Sept. 26 -- Augusta will have to start over in its quest to find ambulance provider partners for its bid to become the city's designated emergency service provider after problems surfaced with all five bids, a city official said.
The restart and the required number of days the process has to be open will leave Augusta Fire Department with a tight window to submit its bid as required by Oct. 22, but Fire Chief Chris James said he remains hopeful it can still be done.
The Public Safety Committee of the Augusta Commission had been scheduled Tuesday to take up the results of a Request for Proposals for one or more contractors to provide nine or more ambulances for the city's bid to become the designated emergency provider. But two of the five who submitted bids, Grady EMS and SouthStar EMS, were found to be non-compliant and apparently were missing some paperwork, James said.
Of the other three vendors – Capital City Ambulance of Augusta, Amerimed EMS of Buford, Ga., and Central EMS of Roswell, Ga. – none of their bids were considered "responsive and responsible" and could not be recommended by the evaluation committee, Procurement Director Geri Sams said in a memo Monday to Administrator Janice Allen Jackson and James. Sams also sent a letter Monday to vendors telling them the RFP had been canceled as a result of no bidder meeting the minimum standards.
Sams said the committee found a number of problems with the three vendors who were evaluated. Without specifying which company, she listed those problems as including:
- Wanting a subsidy in advance, while the city has said no contractor would receive a subsidy;
- Offering only one ambulance;
- Offering ambulances but wanting city personnel to staff them;
- Apparently wanting to be guaranteed a certain number of calls.
Public Safety deleted those items from its agenda, although Commissioner Marion Williams asked that they be put on next week's commission agenda for discussion. Sams said the new proposal would go out for bids again, although her memo notes that the proposed scope of services could be changed.
The earliest the city could start the required advertising is Wednesday, according to Sams' memo, but the deadline had already passed Tuesday for Legal Ads for The Augusta Chronicle without receiving an ad from the city. Procurement rules normally require a minimum of 15 calendar days between when the notice appears and when the city can start accepting bids, the memo notes.

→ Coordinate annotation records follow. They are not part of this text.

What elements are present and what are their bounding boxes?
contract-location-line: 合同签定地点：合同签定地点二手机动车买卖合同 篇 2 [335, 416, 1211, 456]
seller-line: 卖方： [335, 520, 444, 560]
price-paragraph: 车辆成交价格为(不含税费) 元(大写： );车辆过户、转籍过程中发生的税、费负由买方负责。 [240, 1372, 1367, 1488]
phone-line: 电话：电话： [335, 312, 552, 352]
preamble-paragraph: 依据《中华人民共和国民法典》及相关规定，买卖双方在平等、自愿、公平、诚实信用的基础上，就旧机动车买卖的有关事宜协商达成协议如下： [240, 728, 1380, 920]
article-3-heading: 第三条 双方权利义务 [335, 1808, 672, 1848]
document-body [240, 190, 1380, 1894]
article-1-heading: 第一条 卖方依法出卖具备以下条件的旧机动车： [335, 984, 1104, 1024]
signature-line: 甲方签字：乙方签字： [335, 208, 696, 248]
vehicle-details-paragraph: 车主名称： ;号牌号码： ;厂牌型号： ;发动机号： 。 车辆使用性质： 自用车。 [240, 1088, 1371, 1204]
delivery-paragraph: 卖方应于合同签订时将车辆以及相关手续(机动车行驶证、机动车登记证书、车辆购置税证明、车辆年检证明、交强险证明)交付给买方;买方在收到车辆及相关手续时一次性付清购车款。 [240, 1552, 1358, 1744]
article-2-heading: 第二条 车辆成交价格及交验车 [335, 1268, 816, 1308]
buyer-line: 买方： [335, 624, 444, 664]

A committee meeting on the proposals could be held Oct. 9 with the full commission taking it up Oct. 16, according to the memo, but that would leave only six days for Augusta Fire Department to put together its proposal in time to get it to the Zoning Committee of the Region 6 EMS Council, which will evaluate the proposals and make a recommendation to the full council on Nov. 1.
The council will then make a recommendation on a designated provider to Georgia Public Health Commissioner J. Patrick O'Neal, who gets the final say. James said he hopes that the process can be done swiftly enough to still abide by the rules set up by Procurement "and that we can get some vendors in line in time to put our application in."
That application requires a lot of detailed information, such as all personnel and their license status and all ambulances and their age and mileage, but ambulance services have to keep much of that information current as part of maintaining their state license so it should be readily available, he said. Under the city's plan, the fire department would run three of its four ambulances, as it is doing now, and the contractor or contractors would be responsible for the rest but would have to abide by city changes that have been proposed but have yet to receive final approval.
The sudden change and the fact current provider Gold Cross EMS is suing the regional council over how the designation was reopened – it claims James, as its chairman, is manipulating the process – was a cause for concern for some commissioners. Mayor Pro Tem Mary Davis said she is "not 100 percent comfortable" moving forward on it. Davis added that she was "always in favor of trying to get the zone" designation but is not comfortable with how the city is going about it.
The sudden reversal was a surprise to Gold Cross officials who came to the meeting expecting something to be done but ultimately it may not matter, said Chief Operating Office Steven Vincent.
"We still expect to be the zone provider because there's no reason to take it away from us," he said. "I think they are just wasting their time."